A. Description
In this competition, the glyph spotting challenge on palm leaf manuscript images is proposed.
In typography, a glyph is an elemental symbol within an agreed set of symbols, intended to represent a readable character for the purposes of writing. As such, glyphs are considered to be unique marks that collectively add up to the spelling of a word, or otherwise contribute to a specific meaning of what is written, with that meaning dependent on cultural and social usage (1).
A glyph (pronounced GLIHF; from a Greek word meaning carving) is a graphic symbol that provides the appearance or form for a character. A glyph can be an alphabetic or numeric font or some other symbol that pictures an encoded character (2).

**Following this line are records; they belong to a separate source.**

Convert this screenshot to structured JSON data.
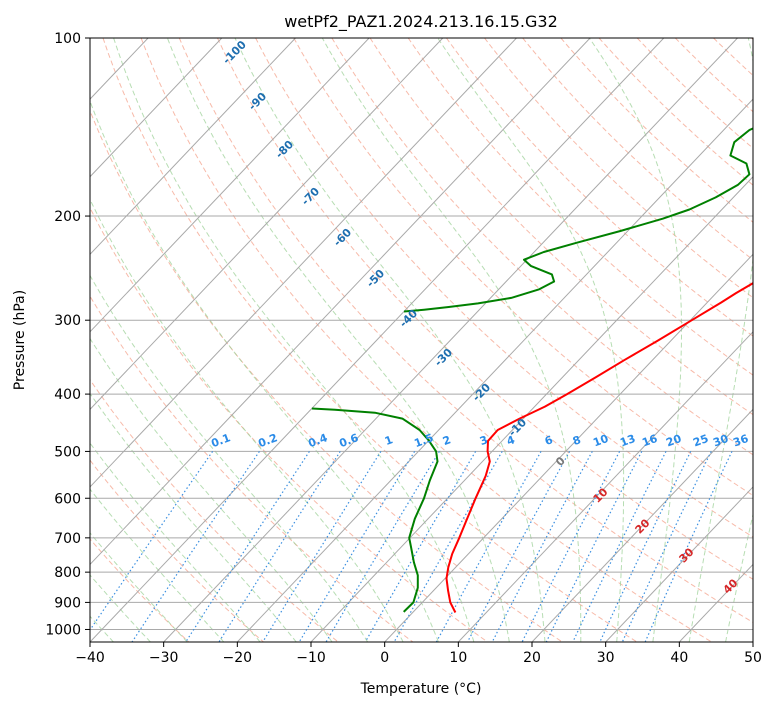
{
  "chart_data": {
    "type": "line",
    "title": "wetPf2_PAZ1.2024.213.16.15.G32",
    "xlabel": "Temperature (°C)",
    "ylabel": "Pressure (hPa)",
    "xlim": [
      -40,
      50
    ],
    "ylim": [
      1050,
      100
    ],
    "y_scale": "log",
    "x_ticks": [
      "−40",
      "−30",
      "−20",
      "−10",
      "0",
      "10",
      "20",
      "30",
      "40",
      "50"
    ],
    "y_ticks": [
      {
        "p": 100,
        "label": "100"
      },
      {
        "p": 200,
        "label": "200"
      },
      {
        "p": 300,
        "label": "300"
      },
      {
        "p": 400,
        "label": "400"
      },
      {
        "p": 500,
        "label": "500"
      },
      {
        "p": 600,
        "label": "600"
      },
      {
        "p": 700,
        "label": "700"
      },
      {
        "p": 800,
        "label": "800"
      },
      {
        "p": 900,
        "label": "900"
      },
      {
        "p": 1000,
        "label": "1000"
      }
    ],
    "grid": true,
    "skew": "isotherms slanted (skew-T log-p)",
    "series": [
      {
        "color": "#ff0000",
        "points": [
          [
            5.8,
            936
          ],
          [
            3.8,
            900
          ],
          [
            2.0,
            860
          ],
          [
            0.2,
            820
          ],
          [
            -1.0,
            785
          ],
          [
            -2.2,
            745
          ],
          [
            -3.3,
            700
          ],
          [
            -4.7,
            650
          ],
          [
            -6.2,
            600
          ],
          [
            -7.7,
            550
          ],
          [
            -9.0,
            520
          ],
          [
            -10.6,
            500
          ],
          [
            -11.9,
            480
          ],
          [
            -12.0,
            460
          ],
          [
            -10.5,
            440
          ],
          [
            -8.6,
            420
          ],
          [
            -7.2,
            400
          ],
          [
            -5.5,
            375
          ],
          [
            -3.8,
            350
          ],
          [
            -1.8,
            325
          ],
          [
            0.2,
            300
          ],
          [
            1.9,
            280
          ],
          [
            2.7,
            270
          ],
          [
            3.7,
            260
          ],
          [
            4.7,
            250
          ],
          [
            6.7,
            230
          ],
          [
            7.5,
            220
          ],
          [
            8.1,
            210
          ],
          [
            8.6,
            200
          ],
          [
            9.6,
            190
          ],
          [
            11.1,
            180
          ],
          [
            12.9,
            170
          ],
          [
            14.4,
            160
          ],
          [
            15.4,
            150
          ],
          [
            16.9,
            140
          ],
          [
            18.7,
            130
          ],
          [
            20.4,
            120
          ],
          [
            22.6,
            110
          ],
          [
            23.8,
            100
          ]
        ]
      },
      {
        "color": "#008000",
        "points": [
          [
            -1.3,
            934
          ],
          [
            -1.2,
            900
          ],
          [
            -2.5,
            850
          ],
          [
            -4.1,
            810
          ],
          [
            -6.3,
            770
          ],
          [
            -8.7,
            725
          ],
          [
            -10.1,
            700
          ],
          [
            -11.8,
            650
          ],
          [
            -13.2,
            600
          ],
          [
            -14.7,
            560
          ],
          [
            -16.1,
            520
          ],
          [
            -17.6,
            500
          ],
          [
            -19.9,
            480
          ],
          [
            -22.6,
            460
          ],
          [
            -26.4,
            440
          ],
          [
            -30.9,
            430
          ],
          [
            -36.7,
            425
          ],
          [
            -40.0,
            423
          ]
        ]
      },
      {
        "color": "#008000",
        "points": [
          [
            -40.0,
            290
          ],
          [
            -37.5,
            288
          ],
          [
            -34.5,
            285
          ],
          [
            -31.0,
            281
          ],
          [
            -27.2,
            275
          ],
          [
            -24.5,
            266
          ],
          [
            -23.5,
            258
          ],
          [
            -24.7,
            251
          ],
          [
            -28.6,
            243
          ],
          [
            -30.4,
            237
          ],
          [
            -28.7,
            230
          ],
          [
            -25.5,
            222
          ],
          [
            -21.0,
            212
          ],
          [
            -16.8,
            202
          ],
          [
            -14.4,
            195
          ],
          [
            -12.4,
            186
          ],
          [
            -11.0,
            177
          ],
          [
            -10.8,
            170
          ],
          [
            -12.6,
            163
          ],
          [
            -15.8,
            158
          ],
          [
            -17.0,
            150
          ],
          [
            -16.5,
            143
          ],
          [
            -13.6,
            135
          ],
          [
            -10.6,
            127
          ],
          [
            -9.6,
            120
          ],
          [
            -9.7,
            113
          ],
          [
            -11.2,
            106
          ],
          [
            -13.4,
            100
          ]
        ]
      }
    ],
    "isotherm_labels": [
      "-100",
      "-90",
      "-80",
      "-70",
      "-60",
      "-50",
      "-40",
      "-30",
      "-20",
      "-10",
      "0",
      "10",
      "20",
      "30",
      "40"
    ],
    "mixing_ratio_labels": [
      "0.1",
      "0.2",
      "0.4",
      "0.6",
      "1",
      "1.5",
      "2",
      "3",
      "4",
      "6",
      "8",
      "10",
      "13",
      "16",
      "20",
      "25",
      "30",
      "36"
    ]
  }
}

Glyph spotting system is one of the most demanding system which has to be developed for the collection of palm leaf manuscript images. Glyph spotting system will allow user to find a glyph patch image in all pages from the collection of the palm leaf manuscript images. This system will facilitate user to find a specific glyph in all collection of palm leaf manuscript images with a single glyph patch as a query image (Fig. 5).
Figure 5. Glyph spotting scheme
The characteristics of palm leaf manuscripts provide a suitable challenge for testing and evaluation of robustness for some image features and descriptors which were already proposed for glyph spotting task.
B. Goal / Objective
The main objective of this challenge is to be able to efficiently and accurately spot the isolated glyph characters of Balinese and Khmer scripts on the collection of palm leaf manuscripts. A data set will be provided for feature extraction and data training. For this challenge, a set of glyph image patches containing individual Balinese glyph character from the original manuscript will be used as input, and a list of spotting area of each glyph character on manuscript pages should be identified as a result.
C. Tracks
Each participant’s method in this competition will be evaluated on three different evaluation tracks based on the dataset which will be used on the training subset and the test subset.
- Track Bali: training subset and test subset will use only Balinese manuscript dataset.
- Track Khmer: training subset and test subset will use only Khmer manuscript dataset.
- Track Mixed: training subset and test subset will use both dataset which is a mixed of Balinese and Khmer manuscript dataset
• In Balinese scripts, there is no space between words in a text line. Some characters are written on upper baseline or under the baseline of text line. Those documents with different scripts and languages surely provide some real challenges for glyph spotting methods, not only because the different forms of characters from the script, but also the writing style for each script differs in how to write and to join or separate a character in a text line. Balinese script is considered to be one of the complex scripts from Southeast Asia. The alphabet of Balinese is composed of ± 133 glyph character classes including consonants, vowels, diacritics, and some other special glyphs.
• In Khmer scripts, the alphabet also consists of numerous types of characters some of which can be combined to form new shapes. This results in more than 100 different glyphs. Even though the Khmer writing style is not cursive, parts of some characters are very elongated. They sometimes touch their adjacent characters on the same or neighbouring lines. This phenomenon causes a challenging problem in identifying individual characters or glyphs.
Figure 6. Examples of character glyph from Balinese Script in palm leaf manuscript images
Figure 7. Examples of character glyph from Khmer Script in palm leaf manuscript images
(1) - https://en.wikipedia.org/wiki/Glyph
(2) http://whatis.techtarget.com/definition/glyph